13 Kasım’da 1918 tarihinde İstanbul’a giren İtilaf Devletleri gemileri, 30 Ekim 1918 tarihinde, Mondros Mütarekesini Osmanlı Padişahı Vahdettin’e imzalattılar.
Zaten arkasından da, 24 Nisan 1920 de, Osmanlı’nın paylaşımı antlaşması olan, Sevr Antlaşması imzalandı.
O günkü İtilaf Devletleri bu günkü NATO’dur. NATO İşgal kuvvetleri, 10 Aralık 2015’de İstanbul’dadır.
O günkü Osmanlı ile bugünkü Cumhuriyet’in ne alakası var diye bilirsiniz. Tehlikeyi kendinizden uzakta tutmak istiyorsanız, istediğiniz gibi de, yorumlayabilirsiniz.
Elbette Osmanlının paylaşımı bir günde oluvermedi. Şimdi de Ortadoğu’nun paylaşımı ve Türkiye’nin bölünmesi bir günde gerçekleşmeyecek.
Amerikan Genelkurmay Başkanı, bu işin on yıl süreceğini zaten söylemiş miydi? Bu görüşü de, birçok strateji uzmanı paylaşmamış mıydı?

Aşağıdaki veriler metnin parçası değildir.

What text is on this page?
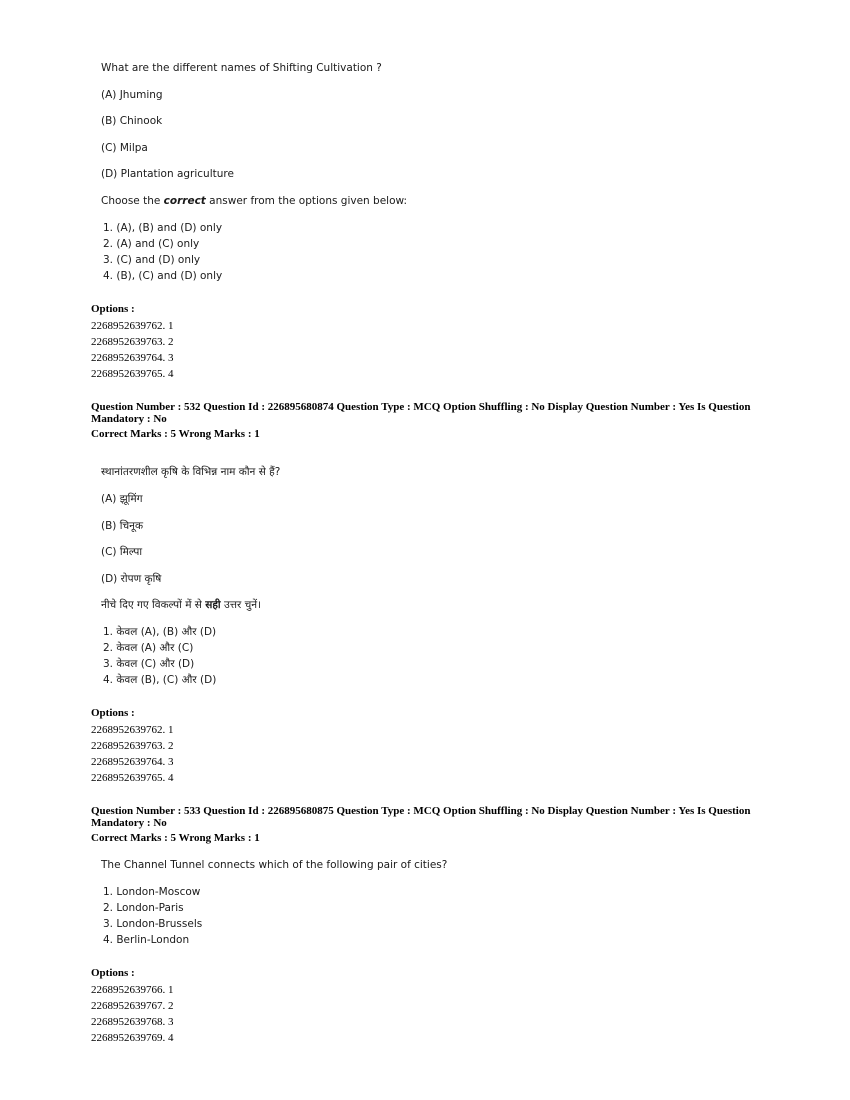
What are the different names of Shifting Cultivation ?
(A) Jhuming
(B) Chinook
(C) Milpa
(D) Plantation agriculture
Choose the correct answer from the options given below:
1. (A), (B) and (D) only
2. (A) and (C) only
3. (C) and (D) only
4. (B), (C) and (D) only
Options :
2268952639762. 1
2268952639763. 2
2268952639764. 3
2268952639765. 4
Question Number : 532 Question Id : 226895680874 Question Type : MCQ Option Shuffling : No Display Question Number : Yes Is Question
Mandatory : No
Correct Marks : 5 Wrong Marks : 1
स्थानांतरणशील कृषि के विभिन्न नाम कौन से हैं?
(A) झूमिंग
(B) चिनूक
(C) मिल्पा
(D) रोपण कृषि
नीचे दिए गए विकल्पों में से सही उत्तर चुनें।
1. केवल (A), (B) और (D)
2. केवल (A) और (C)
3. केवल (C) और (D)
4. केवल (B), (C) और (D)
Options :
2268952639762. 1
2268952639763. 2
2268952639764. 3
2268952639765. 4
Question Number : 533 Question Id : 226895680875 Question Type : MCQ Option Shuffling : No Display Question Number : Yes Is Question
Mandatory : No
Correct Marks : 5 Wrong Marks : 1
The Channel Tunnel connects which of the following pair of cities?
1. London-Moscow
2. London-Paris
3. London-Brussels
4. Berlin-London
Options :
2268952639766. 1
2268952639767. 2
2268952639768. 3
2268952639769. 4
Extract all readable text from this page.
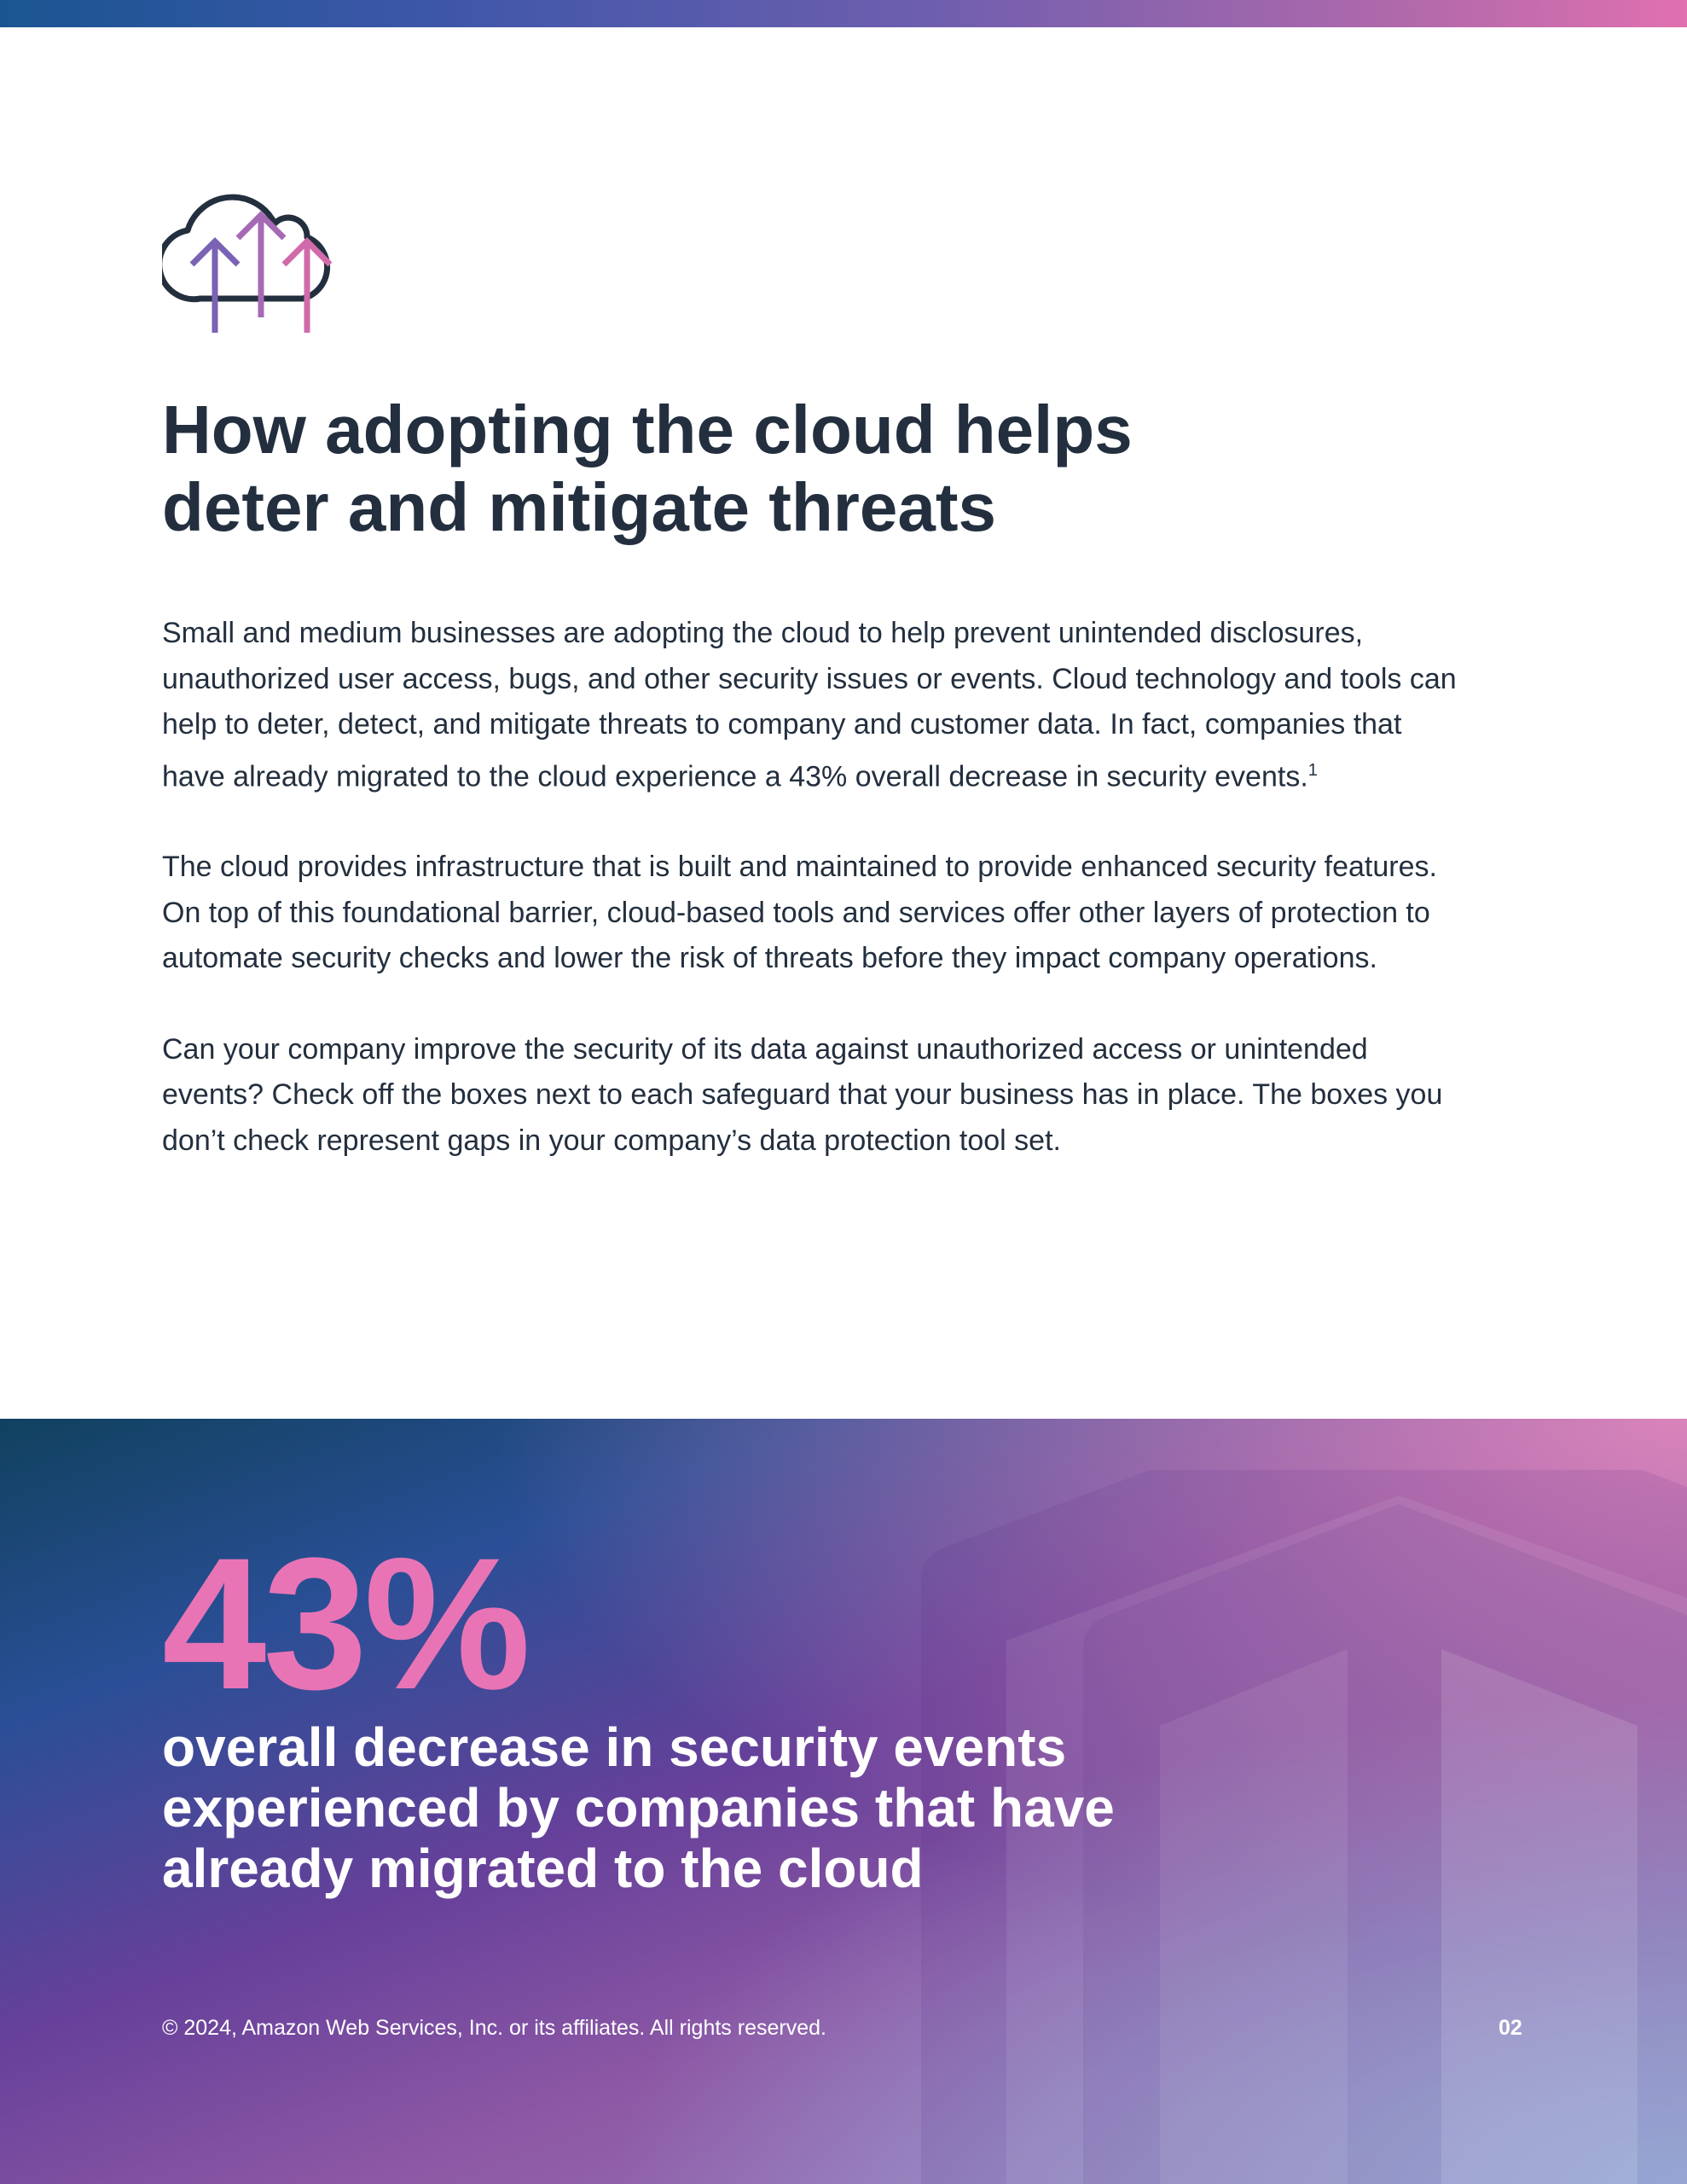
How adopting the cloud helps
deter and mitigate threats

Small and medium businesses are adopting the cloud to help prevent unintended disclosures, unauthorized user access, bugs, and other security issues or events. Cloud technology and tools can help to deter, detect, and mitigate threats to company and customer data. In fact, companies that have already migrated to the cloud experience a 43% overall decrease in security events.$^1$

The cloud provides infrastructure that is built and maintained to provide enhanced security features. On top of this foundational barrier, cloud-based tools and services offer other layers of protection to automate security checks and lower the risk of threats before they impact company operations.

Can your company improve the security of its data against unauthorized access or unintended events? Check off the boxes next to each safeguard that your business has in place. The boxes you don’t check represent gaps in your company’s data protection tool set.

43%
overall decrease in security events experienced by companies that have already migrated to the cloud
© 2024, Amazon Web Services, Inc. or its affiliates. All rights reserved.	02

Önce Suriye’deki paylaşımın belirginleşmeye başladığını ifade edelim.
Bu cümleyi yazdıktan sonra, şu yalan üzerinde sakın akıl yürütmeyin derim. Herkes ağzını açtı mı; Suriye’nin ve Irak’ın toprak bütünlüğünden yanayız der. Bu yalanı yutmayacak kadar aklımızın olduğuna inanıyorum.
Batı tüm gücünü, Orta Doğunun paylaşılmasına ayırmışken, Büyük Kürdistan’nın kurulması aşamasında, hangi kuvvet hangi tarafta yer alacak, şimdi onun belirlenmesi sürecini yaşıyoruz.
Amerika, İngiltere, Almanya, Fransa; Irak ve Suriye’nin Sünni bölgelerinden pay almayı düşünürken, Suriye’nin kuzey kesimleri Ruslara kalmaktadır.
Ancak, Amerika Rusya’ya diyor ki, söz edilen yerlerde var olabilmen için, Büyük Kürdistan’nın kurulmasında asıl görevi sen(Rusya)yapacaksın.
Sözü fazla uzatmayalım. Ortadoğu’da bizim payımıza bir şey düşüyorsa, onu ancak, Ruslarla kozumuzu paylaştıktan sonra alabileceğiz.
Özetle Ortadoğu’da payımıza Ruslarla savaş düşüyor.
Amerika ve Batı Suriye’de, sözde IŞİD ve El Kaide ile savaşırken, Kürt meselesinden dolayı, Türkiye Rusya ile savaş halinde olacak.
Batının planının esası, bu ana stratejiye dayanıyor. Bu arada, Amerika bize, her türlü yardımı yapıyor görüntüsünü vermekten geri durmayacak. Şimdiye dek, bize satmadığı silahları satacak veya verecek.
Verecek ki; hem ezeli düşmanı Rusya hem de Türkiye telef olsun.
Ancak bu süreçte, hesap edilemeyen ve kendiliğinden gelişen sebeplerden dolayı, Rusya ile NATO arsında bir anlaşmazlık çıkarsa, ya bölüşüm başka bir bahara kalacak, ya da Batı ile Rusya kapışacak. Biz de, vurabilirsek Rusları, Batı ile birlikte vuracağız.
Bölgeye bu kadar çok yığınak yapılmasını asıl sebebi budur.
Eğer Orta Doğu’da, ABD ve Rusya kapışması olacaksa bile, bu Türkiye Rusya kapışmasının bitiminden sonra olacaktır.
Rus uçağının düşürülmesi tüm Amerikan planlarının daha kolay işlemesini sağlamıştır.
NATO savaş gemileri, Rus savaş gemilerinin önünü kesmek üzere, Marmara ve Boğazları kapatması, artık karar-komuta işlerinin Amerika’ya geçmesi demektir.